How a Facebook Founder Wants to Solve Income Inequality

The thesis of Chris Hughes’s book Fair Shot: Rethinking Inequality and How We Earn is stated right up front: “Most Americans cannot find $400 in the case of an emergency like a car accident or a hospitalization, yet I was able to make half a billion dollars for three years of work. Something is profoundly wrong with our economy and in our country, and we have to fix it.” But is Hughes’s solution the answer?

Facebook

The critical event in Hughes’s short life (he is now 34) was that in 2003 at the age of 19 he chose to room in his sophomore year at Harvard with Mark Zuckerberg. During that sophomore year Zuckerberg, Hughes, and a third roommate Dustin Moskovitz developed Facebook, the now-legendary social media company. For his significant but relatively small role in Facebook’s creation Hughes was awarded a two percent share by Zuckerberg. It turned out to be worth $500 million when Facebook went public.

After working on the launch of Facebook Hughes went on to play a role in the social media apparatus of the Obama presidential campaign. Again he logged a major success in helping Obama win, as part of a successful venture. But he felt that his success was due much more to good fortune than to his own uniquely brilliant abilities.

Although he was no longer directly involved by that time, Hughes reveals a startling fact about Facebook. Facebook, he says, was “caught flat-footed when the surge in mobile users arrived in 2011. As late as that year, Facebook had only a handful of engineers focused on its mobile products, but it immediately pivoted to capture the emerging market, yielding enormous returns. Facebook went from zero mobile advertising revenue at the time of its initial public offering in 2012 to $22 billion a year by 2016.”

We need to be reminded how astonishingly recent this new mobile sharing economy is. The Apple iPhone appeared only 11 years ago and the now-ubiquitous mobile apps, such as Facebook, Uber, Twitter, Google, YouTube, etc. etc. caught hold only in the last few years.

Hughes also points out another interesting – and important – thing about Facebook:

In total, financial firms invested over $600 million in Facebook while it was still private. Because of outdated SEC regulations, most companies prefer to wait as long as possible to go public to avoid the regulations and public oversight that come with being traded on public markets. The effect of these policies is that no average American has any way to buy shares in the early days of the lives of valuable companies, but the networked ultra-wealthy are able to get a slice of them through these firms. In Facebook’s case, they were handsomely rewarded.

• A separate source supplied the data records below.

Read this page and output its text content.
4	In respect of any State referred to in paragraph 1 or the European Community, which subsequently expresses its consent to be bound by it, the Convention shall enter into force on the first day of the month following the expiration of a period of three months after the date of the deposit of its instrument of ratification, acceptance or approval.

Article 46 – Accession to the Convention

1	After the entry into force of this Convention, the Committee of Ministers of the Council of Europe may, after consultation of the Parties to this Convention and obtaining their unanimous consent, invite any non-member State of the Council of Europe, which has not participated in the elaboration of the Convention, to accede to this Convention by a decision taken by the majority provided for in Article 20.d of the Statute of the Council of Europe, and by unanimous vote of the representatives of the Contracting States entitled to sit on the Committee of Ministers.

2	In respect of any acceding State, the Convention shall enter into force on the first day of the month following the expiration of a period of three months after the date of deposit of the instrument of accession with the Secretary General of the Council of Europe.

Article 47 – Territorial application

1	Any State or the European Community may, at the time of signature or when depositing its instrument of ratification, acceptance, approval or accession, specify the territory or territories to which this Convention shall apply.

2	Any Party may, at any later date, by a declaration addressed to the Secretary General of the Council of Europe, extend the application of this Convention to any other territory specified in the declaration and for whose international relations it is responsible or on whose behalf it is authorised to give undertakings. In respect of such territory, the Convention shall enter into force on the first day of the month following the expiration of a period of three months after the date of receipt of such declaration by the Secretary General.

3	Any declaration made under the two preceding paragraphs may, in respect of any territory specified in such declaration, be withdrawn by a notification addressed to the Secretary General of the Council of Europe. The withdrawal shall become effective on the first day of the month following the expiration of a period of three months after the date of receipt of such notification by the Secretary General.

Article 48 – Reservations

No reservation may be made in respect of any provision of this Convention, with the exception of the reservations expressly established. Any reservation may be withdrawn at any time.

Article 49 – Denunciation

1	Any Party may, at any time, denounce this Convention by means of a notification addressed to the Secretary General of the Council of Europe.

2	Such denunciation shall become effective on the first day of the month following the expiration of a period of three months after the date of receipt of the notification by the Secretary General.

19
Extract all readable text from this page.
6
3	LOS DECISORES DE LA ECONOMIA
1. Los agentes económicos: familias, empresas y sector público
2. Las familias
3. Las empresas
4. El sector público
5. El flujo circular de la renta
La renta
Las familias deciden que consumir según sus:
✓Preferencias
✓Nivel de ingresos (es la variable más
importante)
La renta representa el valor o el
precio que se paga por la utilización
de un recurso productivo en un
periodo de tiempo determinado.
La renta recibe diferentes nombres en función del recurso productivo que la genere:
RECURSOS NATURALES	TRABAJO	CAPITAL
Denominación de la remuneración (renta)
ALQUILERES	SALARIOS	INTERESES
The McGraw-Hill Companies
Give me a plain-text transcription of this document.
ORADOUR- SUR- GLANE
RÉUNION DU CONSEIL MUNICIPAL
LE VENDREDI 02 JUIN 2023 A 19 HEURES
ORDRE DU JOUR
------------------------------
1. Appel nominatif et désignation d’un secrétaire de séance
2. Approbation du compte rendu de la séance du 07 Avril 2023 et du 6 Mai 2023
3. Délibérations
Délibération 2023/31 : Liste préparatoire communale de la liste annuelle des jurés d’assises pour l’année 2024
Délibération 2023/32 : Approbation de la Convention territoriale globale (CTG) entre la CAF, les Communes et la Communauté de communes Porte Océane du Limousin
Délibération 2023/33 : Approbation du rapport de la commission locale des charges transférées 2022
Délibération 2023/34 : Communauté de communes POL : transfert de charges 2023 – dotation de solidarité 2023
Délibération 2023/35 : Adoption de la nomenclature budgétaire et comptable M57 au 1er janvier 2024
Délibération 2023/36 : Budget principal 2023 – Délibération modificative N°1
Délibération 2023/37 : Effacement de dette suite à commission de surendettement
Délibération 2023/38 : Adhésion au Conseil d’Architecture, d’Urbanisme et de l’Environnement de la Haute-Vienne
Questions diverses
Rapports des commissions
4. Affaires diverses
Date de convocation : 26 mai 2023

Startups have been waiting longer and longer to go public in recent years. Therefore, the early investments in the startups – the investments that they really need to become established and grow – can only be made by wealthy angel investors, venture capitalists, and private equity investors. That leaves the rest of investors, the smaller investors and most of institutional investment funds, to invest only in the secondary market where the flows of funds are not especially relevant to the companies themselves – and where a huge industry of investment advisors and managers compete with each other to lay claims to market-beating strategies that are of little importance to the overall economy. Perhaps Hughes could put his mind to how to remedy this situation.

Trying to do good

Many people who get rich feel that they have to “give back” in some socially-redeeming way. Hughes set out to use his new-found wealth, which he felt was largely due to unique circumstances and luck, to do something socially useful. He discovered that this isn’t so easy.